One of my favourite New Testament scholars is John Dominic Crossan. Last year, he and his wife Sarah released a book, Resurrecting Easter: How the West Lost and the East Kept the Original Easter Vision, which I have just finished.
The book focusses on images of the resurrection and what these images tell of developing understandings about the resurrection. (All those visual folk – this is for you!)
In particular, this book traces two different paradigms of thought, one in the Western (Catholic and Protestant) tradition and the other in the Eastern (Orthodox) tradition.
Of note, neither tradition depicted the moment of resurrection for many centuries after Jesus. What was portrayed were the soldiers guarding the tomb, and sometimes the women disciples, but the risen Christ was only ever alluded to – through symbols such as an empty tomb. His presence was signified by his absence.
Eventually, depictions of the resurrection became more tangible, purporting to show the presumed moment of the resurrection (no writings in the New Testament describe this). That moment was captured in stone carving or painted illustration. This more literalistic understanding pushed aside previous symbolic approaches.
A carving found on the Cross of the Scriptures in the ruins of St Ciaran’s monastery in Ireland is an early example of this style. It shows Jesus lying down, burdened by the weight of a stone slab, and apparently dead, but on closer inspection there is a tiny bird, a symbol of the Holy Spirit, breathing life into his body.
As this literal tradition developed, Jesus became more ‘life-like.’ Soon, he was featured upright, stepping out of the tomb.
At this point, the two traditions diverged. The Western tradition represented the Risen Christ as an individual. (We are so familiar with this that it may seem pointless to note it.)
However, the Eastern tradition represented the Risen Christ differently – Jesus held out his hand to raise up Adam and Eve (see picture above). The Eastern tradition understood resurrection as corporate and communal.
This unusual notion, from a Western perspective, finds biblical support in Matthew’s account of the crucifixion, ‘many bodies of the saints who had fallen asleep were raised’ (Matt. 27:52).
Paul also writes of Jesus‘ resurrection as ‘the first fruits’ (1 Cor. 15:20). Paul saw an intrinsic connection between the resurrection of Jesus and the resurrection of all people at the end of time; Jesus‘ resurrection was the first of many resurrections to come.

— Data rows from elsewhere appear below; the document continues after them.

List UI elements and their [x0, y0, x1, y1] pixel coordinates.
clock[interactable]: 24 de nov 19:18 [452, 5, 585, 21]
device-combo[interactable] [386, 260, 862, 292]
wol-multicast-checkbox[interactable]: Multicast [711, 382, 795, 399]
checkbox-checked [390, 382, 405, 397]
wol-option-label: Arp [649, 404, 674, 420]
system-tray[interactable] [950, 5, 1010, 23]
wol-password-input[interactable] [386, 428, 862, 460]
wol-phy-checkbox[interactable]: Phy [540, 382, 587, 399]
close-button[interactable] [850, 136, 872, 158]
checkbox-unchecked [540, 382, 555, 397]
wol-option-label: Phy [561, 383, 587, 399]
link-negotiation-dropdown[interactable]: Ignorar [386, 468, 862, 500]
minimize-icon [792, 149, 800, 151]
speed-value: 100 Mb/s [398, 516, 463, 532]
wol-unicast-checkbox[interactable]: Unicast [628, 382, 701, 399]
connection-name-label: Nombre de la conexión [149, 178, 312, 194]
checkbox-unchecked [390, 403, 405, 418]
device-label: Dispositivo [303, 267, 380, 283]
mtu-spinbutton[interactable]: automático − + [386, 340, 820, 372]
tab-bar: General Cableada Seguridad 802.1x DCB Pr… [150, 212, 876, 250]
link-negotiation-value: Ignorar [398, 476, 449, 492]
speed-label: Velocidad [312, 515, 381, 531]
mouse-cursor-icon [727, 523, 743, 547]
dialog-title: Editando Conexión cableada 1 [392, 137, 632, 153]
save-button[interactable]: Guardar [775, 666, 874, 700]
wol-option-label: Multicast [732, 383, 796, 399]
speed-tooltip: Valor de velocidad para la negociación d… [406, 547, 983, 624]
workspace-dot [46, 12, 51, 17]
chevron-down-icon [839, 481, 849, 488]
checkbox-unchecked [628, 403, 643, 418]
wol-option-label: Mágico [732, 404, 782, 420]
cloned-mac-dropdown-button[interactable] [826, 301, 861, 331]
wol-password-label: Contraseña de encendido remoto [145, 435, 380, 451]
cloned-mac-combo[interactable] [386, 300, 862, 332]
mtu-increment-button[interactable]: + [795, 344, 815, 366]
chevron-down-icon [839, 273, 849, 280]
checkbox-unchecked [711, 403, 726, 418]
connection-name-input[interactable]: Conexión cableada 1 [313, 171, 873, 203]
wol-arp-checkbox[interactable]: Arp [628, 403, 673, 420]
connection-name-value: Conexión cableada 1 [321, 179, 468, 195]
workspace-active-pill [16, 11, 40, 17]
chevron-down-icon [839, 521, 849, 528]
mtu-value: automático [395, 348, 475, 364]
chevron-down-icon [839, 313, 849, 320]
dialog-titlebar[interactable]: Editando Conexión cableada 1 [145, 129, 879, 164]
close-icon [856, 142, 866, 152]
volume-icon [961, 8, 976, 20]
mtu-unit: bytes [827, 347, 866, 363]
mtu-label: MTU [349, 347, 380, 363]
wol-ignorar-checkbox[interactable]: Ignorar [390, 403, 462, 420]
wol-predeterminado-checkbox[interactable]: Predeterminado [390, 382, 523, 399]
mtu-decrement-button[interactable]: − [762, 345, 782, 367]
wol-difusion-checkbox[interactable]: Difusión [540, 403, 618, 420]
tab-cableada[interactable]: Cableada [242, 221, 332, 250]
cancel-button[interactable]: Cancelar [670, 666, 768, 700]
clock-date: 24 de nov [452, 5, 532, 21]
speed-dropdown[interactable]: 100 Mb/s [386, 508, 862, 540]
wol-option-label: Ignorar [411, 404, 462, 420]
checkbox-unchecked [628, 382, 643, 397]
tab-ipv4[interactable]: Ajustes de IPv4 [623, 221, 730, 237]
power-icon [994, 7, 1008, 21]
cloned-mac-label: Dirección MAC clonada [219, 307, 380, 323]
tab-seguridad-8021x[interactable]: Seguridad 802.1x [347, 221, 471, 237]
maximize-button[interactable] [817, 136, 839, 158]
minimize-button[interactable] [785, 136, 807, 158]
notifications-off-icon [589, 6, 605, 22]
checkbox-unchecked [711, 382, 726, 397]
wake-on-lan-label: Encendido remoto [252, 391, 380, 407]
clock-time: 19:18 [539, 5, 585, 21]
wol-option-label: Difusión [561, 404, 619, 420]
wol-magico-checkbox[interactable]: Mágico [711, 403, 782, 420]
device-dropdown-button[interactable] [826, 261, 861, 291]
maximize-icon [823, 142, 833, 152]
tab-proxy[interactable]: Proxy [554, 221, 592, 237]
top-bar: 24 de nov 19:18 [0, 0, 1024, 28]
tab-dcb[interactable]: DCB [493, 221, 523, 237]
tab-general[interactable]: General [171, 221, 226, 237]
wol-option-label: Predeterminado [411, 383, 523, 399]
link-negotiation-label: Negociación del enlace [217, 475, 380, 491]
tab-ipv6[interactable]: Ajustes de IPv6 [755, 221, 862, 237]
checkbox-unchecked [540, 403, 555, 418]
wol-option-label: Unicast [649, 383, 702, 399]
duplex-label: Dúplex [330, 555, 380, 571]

These different emphases have implications for how we think about humanity and God, and how we experience them.
I believe that depicting Jesus in solo, heroic mode draws attention to what Jesus has done for humanity, whereas depicting Jesus, raised with others, draws attention to what Jesus does with humanity, and by implication to what humanity can do with Jesus.
I find in Crossan’s insights a helpful corrective to Western Christianity’s focus on God and the individual. The Western perspective atomises us.
The Eastern perspective, which is much-needed, causes us to reflect more deeply on our links with others and their welfare.